Christophe Kantcheff  • 26 août 2025 abonné·es
« Miroirs n°3 », un possible retour
Le film ne cesse de jouer sur les apparences d’une substitution, d’un remplacement, qui pourrait tout aussi bien être une apparition ou un fantôme.
© Les films du losange

Miroirs n° 3 / Christian Petzold / 1 h 26 / Rétrospective Christian Petzold à la Cinémathèque, à Paris, du 26 août au 4 septembre.

Traversant une crise ressemblant à une dépression, Laura (Paula Beer), une jeune pianiste, est victime d’un accident de la route avec son compagnon, qui meurt sur le coup. Habitant une maison voisine, Betty (Barbara Auer), une femme d’âge mûr, recueille Laura, miraculeusement indemne, qui désire rester chez elle plutôt que de se rendre à l’hôpital.

Auparavant, le regard des deux femmes s’était déjà croisé, l’une et l’autre semblant confusément se reconnaître. Betty s’avère attentionnée comme une mère envers Laura, et Laura s’attache rapidement à cette femme et à sa maison. Qui sont-elles l’une pour l’autre ?

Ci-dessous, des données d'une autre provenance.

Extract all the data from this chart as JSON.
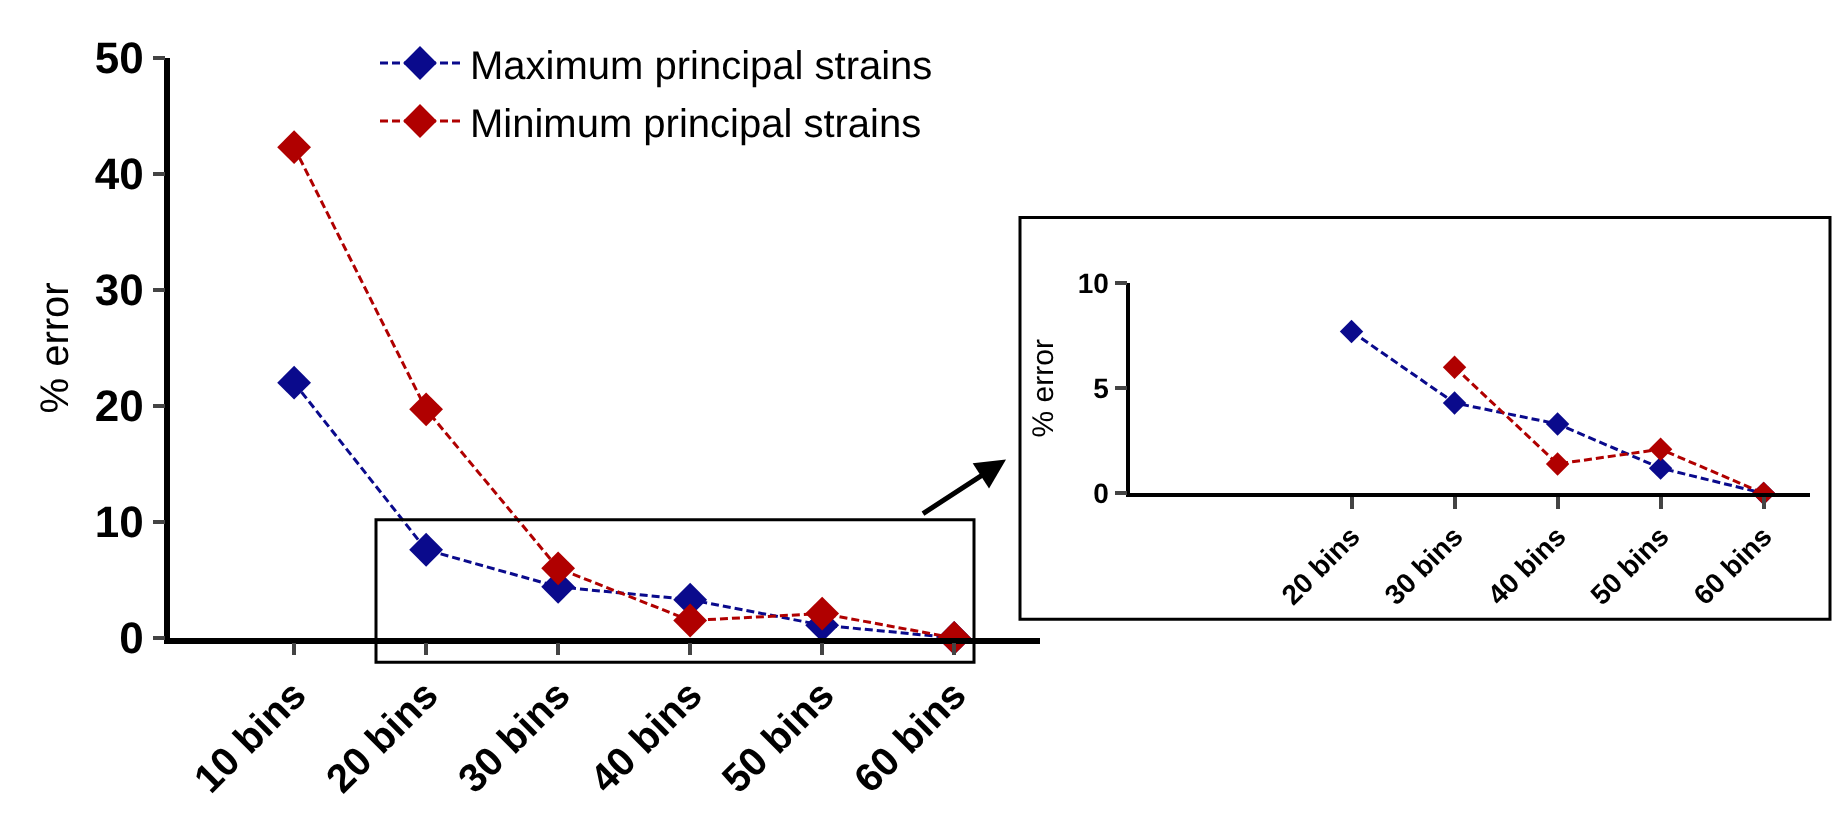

Ainsi débute Miroirs n° 3, avec un parfum d’énigme dont l’excellent réalisateur allemand Christian Petzold (Ondine, Le Ciel rouge) est friand. Pourtant, le cinéaste désépaissit rapidement le mystère qui entoure Betty et « ses hommes », son mari (Matthias Brandt) et son fils (Enno Trebs), qui n’habitent pas avec elle mais non loin, dans le garage qu’ils tiennent, et qu’elle invite à rencontrer Laura. Ces trois-là vivent avec une disparue, leur fille et sœur morte, qui jouait aussi du piano.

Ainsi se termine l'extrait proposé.